Es beginnt sogleich von drei Seiten der hinterhältige Raptorenbeutezug, und wenn man sich das erste mal umdreht, stehen fröhlich wippend drei wie aus der Pistole chinesisch schnatternde junge Damen vor einem. Die 1,5m hohe Schallmauer wird elegant durch ein bewusst schnell und schlurig ausgesprochenes “OhyouknowIwasjustlookingaround” abgestillt. Panisch realisieren Ming, Ting und Ping, dass sich ihr Englisch auf ‘Hello Sir’ beschränkt und gucken sogleich, als hätten sie die globale Erwärmung zu verantworten. Der doofe Touri denkt noch, er wäre damit am Ende der Diskussion angelangt, als aus der Ecke Jing, angaloppiert kommt. Aha, die Generalübesetzerin. Mit überlegener Miene greift sie sich das gerade vom langnasigen Geldbeutel angeschaute Stück, zeigt drauf und sagt mit selbstgefälligem Lächeln “nice”. –Tjahaaa, Frollein Schlaubischlumpf, genau deshalb habe ich mir das ja auch angesehen, und jetzt kommst Du! Ming, Ting und Ping geben den chinesischen Backgroundchor und schnattern, was das Zeug hält. Man weiss nicht genau was und über wen. Klingt aber nett und das weiterhin fröhliche Gewippe deutet auf kollegiale Freude ob des tollen Fundes in diesem ihrem Geschäft hin.

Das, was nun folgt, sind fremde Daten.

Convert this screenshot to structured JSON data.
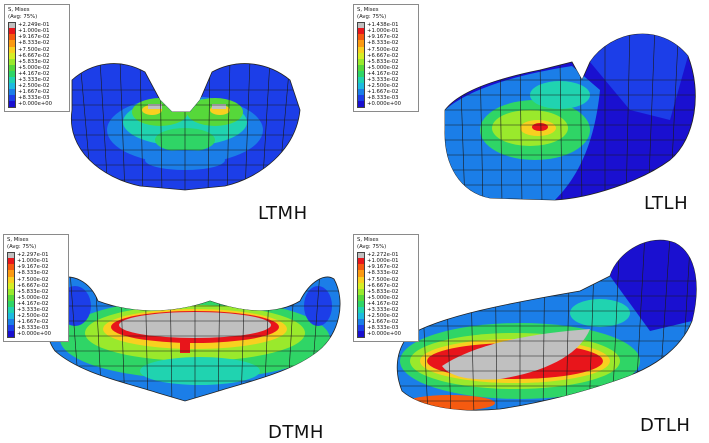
{
  "panels": [
    {
      "id": "ltmh",
      "label": "LTMH",
      "legend": {
        "title": "S, Mises",
        "avg": "(Avg: 75%)",
        "values": [
          "+2.249e-01",
          "+1.000e-01",
          "+9.167e-02",
          "+8.333e-02",
          "+7.500e-02",
          "+6.667e-02",
          "+5.833e-02",
          "+5.000e-02",
          "+4.167e-02",
          "+3.333e-02",
          "+2.500e-02",
          "+1.667e-02",
          "+8.333e-03",
          "+0.000e+00"
        ]
      }
    },
    {
      "id": "ltlh",
      "label": "LTLH",
      "legend": {
        "title": "S, Mises",
        "avg": "(Avg: 75%)",
        "values": [
          "+1.438e-01",
          "+1.000e-01",
          "+9.167e-02",
          "+8.333e-02",
          "+7.500e-02",
          "+6.667e-02",
          "+5.833e-02",
          "+5.000e-02",
          "+4.167e-02",
          "+3.333e-02",
          "+2.500e-02",
          "+1.667e-02",
          "+8.333e-03",
          "+0.000e+00"
        ]
      }
    },
    {
      "id": "dtmh",
      "label": "DTMH",
      "legend": {
        "title": "S, Mises",
        "avg": "(Avg: 75%)",
        "values": [
          "+2.297e-01",
          "+1.000e-01",
          "+9.167e-02",
          "+8.333e-02",
          "+7.500e-02",
          "+6.667e-02",
          "+5.833e-02",
          "+5.000e-02",
          "+4.167e-02",
          "+3.333e-02",
          "+2.500e-02",
          "+1.667e-02",
          "+8.333e-03",
          "+0.000e+00"
        ]
      }
    },
    {
      "id": "dtlh",
      "label": "DTLH",
      "legend": {
        "title": "S, Mises",
        "avg": "(Avg: 75%)",
        "values": [
          "+2.272e-01",
          "+1.000e-01",
          "+9.167e-02",
          "+8.333e-02",
          "+7.500e-02",
          "+6.667e-02",
          "+5.833e-02",
          "+5.000e-02",
          "+4.167e-02",
          "+3.333e-02",
          "+2.500e-02",
          "+1.667e-02",
          "+8.333e-03",
          "+0.000e+00"
        ]
      }
    }
  ],
  "colormap": [
    "#c0c0c0",
    "#e8151b",
    "#f55a10",
    "#fb9a12",
    "#f8d020",
    "#d6ee25",
    "#9ae92c",
    "#56d83a",
    "#2fd566",
    "#20d3b0",
    "#1ebae0",
    "#1b7ee8",
    "#1c3ee8",
    "#1a10d0"
  ]
}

Von hier aus hat der langsam unruhig werdende Europäer die Wahl zwischen Regen und Traufe. Regen: Urplötzliches mimisches Ablehnen der Ware und fortgesetzter Jagd in schnellem Schritt zwischen Regalen und Tischen zieht den Tross in genau 85,2 cm Entfernung zur eigenen Ferse durch den Laden. Jederzeit bereit, ein von leichtem Interesse gestreiftes Teil hochzuhalten, um Gott für die Kunst des Strickens und Webens zu huldigen. Da kann man nur das Weite suchen.
Traufe (ehrlich passiert): Von einem Anflug des Wahnsinns getrieben nickt man und läutet das Umzugskabinenritual ein. Irritation macht sich auf Kundenseite breit, als sich Ming, des Englischen nicht mächtig, wie wir bereits wissen, mit der Hose voran IN die Umkleidekabine begibt, am Vorhang zu ziehen beginnt und freundlich zum Eintreten auffordert. Die wird doch nicht…? Oh, nein, sie wollte nur zeigen, was die Funktion des Kleiderhakens ist und dass auf dem Boden lederne Adiletten stehen. Puh. Ein höfliches aber unsicheres Lächeln begleitet die Sabbelfee nach draussen. Der Spalt unter dem Vorhang lässt vermuten, dass sie diesen persönlich geschlossen hält, denn man kann ihre Schuhspitzen sehen. Na herrlich, Privatsphäre ist was tolles. Nach dem angsvollen rekordverdächtigen Schnellumzug von einer Hose in die andere weiss Ming sofort, wann sie die Bühne freigeben muss und scheint vor Bewunderung beinahe selbst ein neues Beinkleid zu benötigen. Zumindest rennt sie vondannen.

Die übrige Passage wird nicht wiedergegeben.